Assez peu loquace lorsqu’il s’agit d’écrire des paroles, Myk Colby s’avère tout aussi concis avec sa musique puisqu’avec trois minutes par titre (un petit peu plus, un petit peu moins), l’Américain se concentre effectivement sur l’essentiel et rien d’autre. D’ailleurs, sa formule est plutôt simple puisqu’elle consiste à aligner riffs Death primitifs mâtinés d’influences Thrash relativement flagrantes qui pour la plus grande majorité vont venir se poser sur des séquences mid-tempo rampantes au groove pour le moins irrésistible. A cela s’ajoute évidemment quelques légères accélérations partagées entre séances de toupa-toupa tranquilles toujours très efficaces et passages un tantinet plus soutenus menés essentiellement sur fond de double un peu trop "ploc ploc" pour être honnêtes ou bien de courtes salves de blasts beaucoup plus sporadiques ainsi qu’un growl évidemment bien gras et profond comme pour mieux enrober le tout. L’ensemble est enfin habilement relevé par de nombreux leads et autres soli mélodiques particulièrement bien troussés ainsi que par l’ajout de nappes de synthétiseurs discrètes qui l’un et l’autre vont instaurer un climat angoissant à coups de sonorités évoquant effectivement les confins grouillants et hostiles des profondeurs de l’espace.
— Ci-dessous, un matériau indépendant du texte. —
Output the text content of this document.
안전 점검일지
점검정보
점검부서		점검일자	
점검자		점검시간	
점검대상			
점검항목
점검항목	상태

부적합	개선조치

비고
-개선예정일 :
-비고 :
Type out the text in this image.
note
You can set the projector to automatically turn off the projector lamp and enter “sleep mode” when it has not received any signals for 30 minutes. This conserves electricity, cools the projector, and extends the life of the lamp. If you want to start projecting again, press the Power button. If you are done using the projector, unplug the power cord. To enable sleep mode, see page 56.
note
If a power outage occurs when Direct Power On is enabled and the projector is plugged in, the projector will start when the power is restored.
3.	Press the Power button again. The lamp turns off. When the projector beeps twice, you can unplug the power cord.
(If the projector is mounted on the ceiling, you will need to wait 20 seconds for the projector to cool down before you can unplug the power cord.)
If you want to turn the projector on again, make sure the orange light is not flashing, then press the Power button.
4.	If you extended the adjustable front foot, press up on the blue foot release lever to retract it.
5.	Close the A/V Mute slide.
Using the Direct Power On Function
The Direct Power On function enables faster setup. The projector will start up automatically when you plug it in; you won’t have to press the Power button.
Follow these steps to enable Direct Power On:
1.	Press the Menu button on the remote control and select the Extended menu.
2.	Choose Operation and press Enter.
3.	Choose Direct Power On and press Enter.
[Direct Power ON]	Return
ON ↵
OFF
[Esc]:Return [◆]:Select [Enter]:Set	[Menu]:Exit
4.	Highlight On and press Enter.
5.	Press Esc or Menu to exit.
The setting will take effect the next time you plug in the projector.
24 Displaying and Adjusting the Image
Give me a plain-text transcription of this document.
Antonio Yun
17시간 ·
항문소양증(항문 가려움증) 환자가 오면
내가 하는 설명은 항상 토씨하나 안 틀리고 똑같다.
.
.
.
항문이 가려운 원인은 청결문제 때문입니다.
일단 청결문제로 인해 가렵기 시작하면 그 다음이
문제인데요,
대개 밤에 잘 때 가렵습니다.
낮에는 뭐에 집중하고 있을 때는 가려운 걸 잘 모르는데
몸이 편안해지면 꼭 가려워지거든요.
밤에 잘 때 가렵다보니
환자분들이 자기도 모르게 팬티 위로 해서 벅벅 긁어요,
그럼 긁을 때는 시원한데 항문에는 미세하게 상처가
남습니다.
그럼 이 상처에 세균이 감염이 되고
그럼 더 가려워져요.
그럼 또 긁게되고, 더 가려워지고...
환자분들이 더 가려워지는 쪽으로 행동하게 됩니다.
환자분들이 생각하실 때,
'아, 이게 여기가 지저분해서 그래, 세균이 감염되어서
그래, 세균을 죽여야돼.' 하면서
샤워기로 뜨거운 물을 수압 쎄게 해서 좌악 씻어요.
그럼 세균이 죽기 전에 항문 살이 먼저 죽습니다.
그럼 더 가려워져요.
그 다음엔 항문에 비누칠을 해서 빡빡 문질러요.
Alors évidemment, personne ne tombera en pamoison à l’écoute de cette première démonstration de Plasmodulated qui en plus de ne faire preuve d’aucune originalité est quelque peu handicapée par la présence d’une boîte à rythmes un peu trop synthétique pour ne pas être malheureusement pointée du doigt mais après tout, qu’attendiez-vous réellement d’un disque ayant pour illustration de pauvres bougres bien gras et dégoulinants en train de se vider de toutes leurs tripes ? Néanmoins, si cette première sortie n’est effectivement pas parfaite, celle-ci est suffisamment bien ficelée pour en déceler le potentiel. Un potentiel arrivé à maturation sur
An Ocean Ov Putrid, Stinky, Vile, Disgusting Hell, premier album du groupe sorti cette année et qui trouvera naturellement sa place dans nos colonnes dans les jours ou semaines à venir.